L.A.'s not known for being a taxi-taking town.
But a Van Nuys-based start-up is hoping to use Los Angeles as the home base for a nationwide network of taxicabs, operated by a zillion different franchise holders but linked by the catchy handle 1-800-Taxicab.
The concept is simple: You're in Austin or Atlanta on a sultry summer day. Wearing a suit. Walking. Sweating. Boy, would it be nice if you could catch a cab.
But this is not New York. So you can't just lift your arm and yell "Taxi!" And you don't know the number for the local cab company.
For Mark Adkins, the 26-year-old Harvard trained lawyer who serves as chief executive officer of 1-800-Taxicab Inc., the answer is simple.
From just about any place in the nation--from a pay phone, from your cell phone or even your Palm Pilot--dial his digits. The company's Camarillo-based call center will route the order to the local cab company authorized to serve your area.
One industry expert said it's been tried before without much success. Earlier backers were never able to sign up enough taxi fleets to make a go of it.
But Adkins is determined not only to expand the nascent cab network--which now stands at about 150 companies--but eventually to leverage that network into a body that can wield some collective clout in buying goods and services.
"There are 18,000 taxis represented by our network," said Adkins, who next year plans to launch a similar service for consumers wanting limos or sedans. "That's a lot of buying power. And there are a lot of ways to pass savings on to our local affiliates."
Adkins sees his service as not only a boon to taxi companies by generating business they might not otherwise have had, but also as a help to consumers, who need remember only one taxi number no matter the locale.
"I feel like we're creating a business that has a significant impact on a huge industry that everybody knows," said Adkins, who runs the business with his Harvard Law School buddy Ted Sichelman. "It makes it easy for passengers to get their service and it's helping the taxi companies as well.
"This is an industry in which people already call for service," Adkins added. "So we don't have to change people's behavior, we just make it easier for them to do what they were already doing."
Cab companies that sign on for the service pay 1-800-Taxicab a per-order fee of about $1 (it could be lower depending on the city). The per order fee is the same regardless of the size of the fare.
Eventually Adkins envisions being able to offer dispatching services to cab companies, which he says will save them labor costs. But currently his riches will come with a steadily growing share of the estimated 1 billion calls placed each year for ground transportation in North America.
He said call volume is growing at a rate of about 50% per month, and now stands at about 25,000 calls per month. Eventually, he hopes to garner a tenth of those 1 billion calls.
About 90% of his orders come in over the telephone. But he said he expects the number of orders from the Internet and personal digital assistants to grow as more people learn about the service, which is accessible online at http://www.1800taxicab.com.
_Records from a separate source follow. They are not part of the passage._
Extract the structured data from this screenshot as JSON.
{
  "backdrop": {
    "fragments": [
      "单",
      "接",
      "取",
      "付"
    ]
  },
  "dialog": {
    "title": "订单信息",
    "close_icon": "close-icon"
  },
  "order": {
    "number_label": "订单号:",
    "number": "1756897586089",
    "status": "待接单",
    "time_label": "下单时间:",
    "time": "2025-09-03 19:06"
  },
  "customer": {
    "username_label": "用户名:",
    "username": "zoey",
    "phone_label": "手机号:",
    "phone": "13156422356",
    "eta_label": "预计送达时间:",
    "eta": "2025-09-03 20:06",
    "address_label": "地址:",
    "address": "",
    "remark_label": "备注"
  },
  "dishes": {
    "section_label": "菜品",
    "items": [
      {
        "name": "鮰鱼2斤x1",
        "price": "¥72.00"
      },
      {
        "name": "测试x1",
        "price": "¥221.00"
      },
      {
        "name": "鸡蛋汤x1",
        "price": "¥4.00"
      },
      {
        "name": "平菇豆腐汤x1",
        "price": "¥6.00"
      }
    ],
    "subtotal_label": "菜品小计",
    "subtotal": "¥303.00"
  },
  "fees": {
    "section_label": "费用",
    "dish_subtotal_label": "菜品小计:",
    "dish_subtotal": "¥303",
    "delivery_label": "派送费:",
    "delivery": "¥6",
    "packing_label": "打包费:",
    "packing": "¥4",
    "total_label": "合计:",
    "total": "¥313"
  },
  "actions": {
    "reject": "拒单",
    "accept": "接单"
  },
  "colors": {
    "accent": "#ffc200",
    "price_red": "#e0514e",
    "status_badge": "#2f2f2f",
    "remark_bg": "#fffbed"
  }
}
Alfred LaGasse, executive vice president of the Maryland-based Taxicab, Limousine & Paratransit Assn., said Adkins' current monthly call volume is equivalent to a few days' worth of calls for some of the nation's major taxi fleets. "It may be launched but it's obviously nothing significant yet," said LaGasse.
Adkins said the privately held company, which employs 10 people, has several million in investor funding already in hand, and another more generous round is scheduled to be concluded soon.
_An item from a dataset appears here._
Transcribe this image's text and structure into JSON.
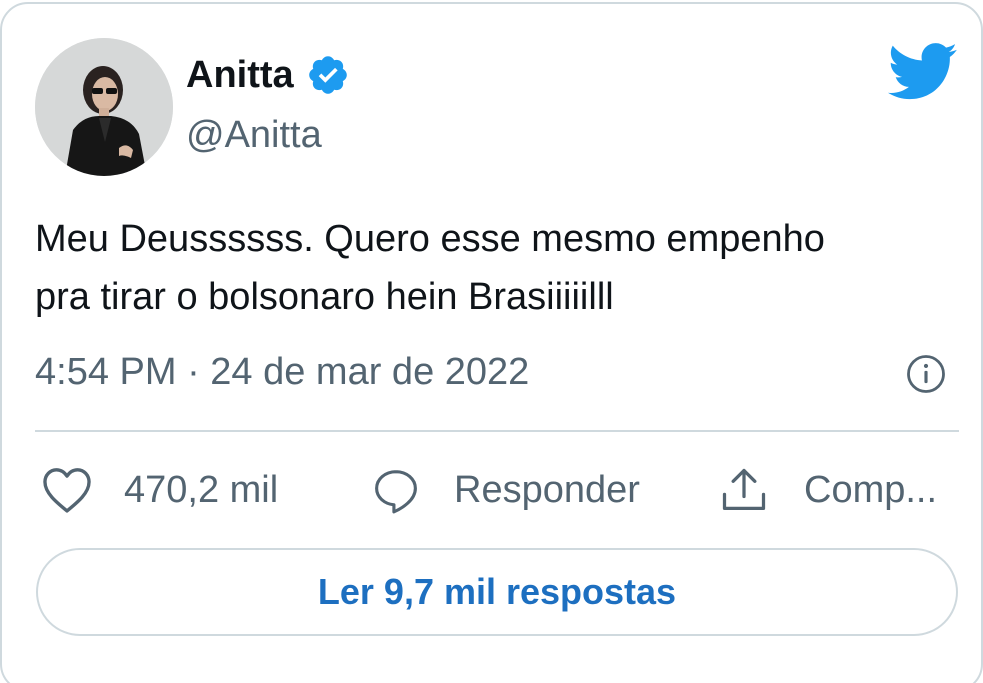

But Adkins' firm is not the only taxi network inviting investor attention.
One of his chief competitors, Oregon-based Qsent Inc., has announced $25 million in venture capital funding since mid-September. And that company advertises that the network of taxis, limos and sedans that participate in its Internet-based system includes 1,000 companies. In addition, 1-800-Taxicab faces competition from Mountain View-based ridesource.com and AnyTaxi.com, based in San Francisco.
"There are a lot of good players out there, but they can't all make it," said LaGasse. "And that's what the industry is looking at. Who's going to make it?"
LaGasse said Adkins' company and Qsent are currently "pushing the hardest" and have been aggressively trying to sign up cab companies. But he said the industry has seen similar efforts in the past, albeit non-Internet related.
"In the past, it never really caught on, quite frankly," LaGasse said, noting that some cabbies were reticent to promote another brand name phone number over their own, while others remained unconvinced about the value of the service.
"About every other year, we get a toll-free number group," he added. "You see them, then in a year, you don't."
Adkins remains undaunted.
While some test markets have been operating since last spring, Adkins said the service officially launched the nationwide program only a few weeks ago. In that time, he said, the growth in call volume has been "dramatic" and "thrilling."
He said the investments to date have been used to help fuel the company's growth. And while the company is not yet profitable, he envisions achieving that milestone in a little over a year.
"In a few months we've gone from a handful of calls to this," he said of the service's growth so far. "That's been one of the most exciting things. To me, it's thrilling.
"We're using technology to change an industry that's been around for a long time."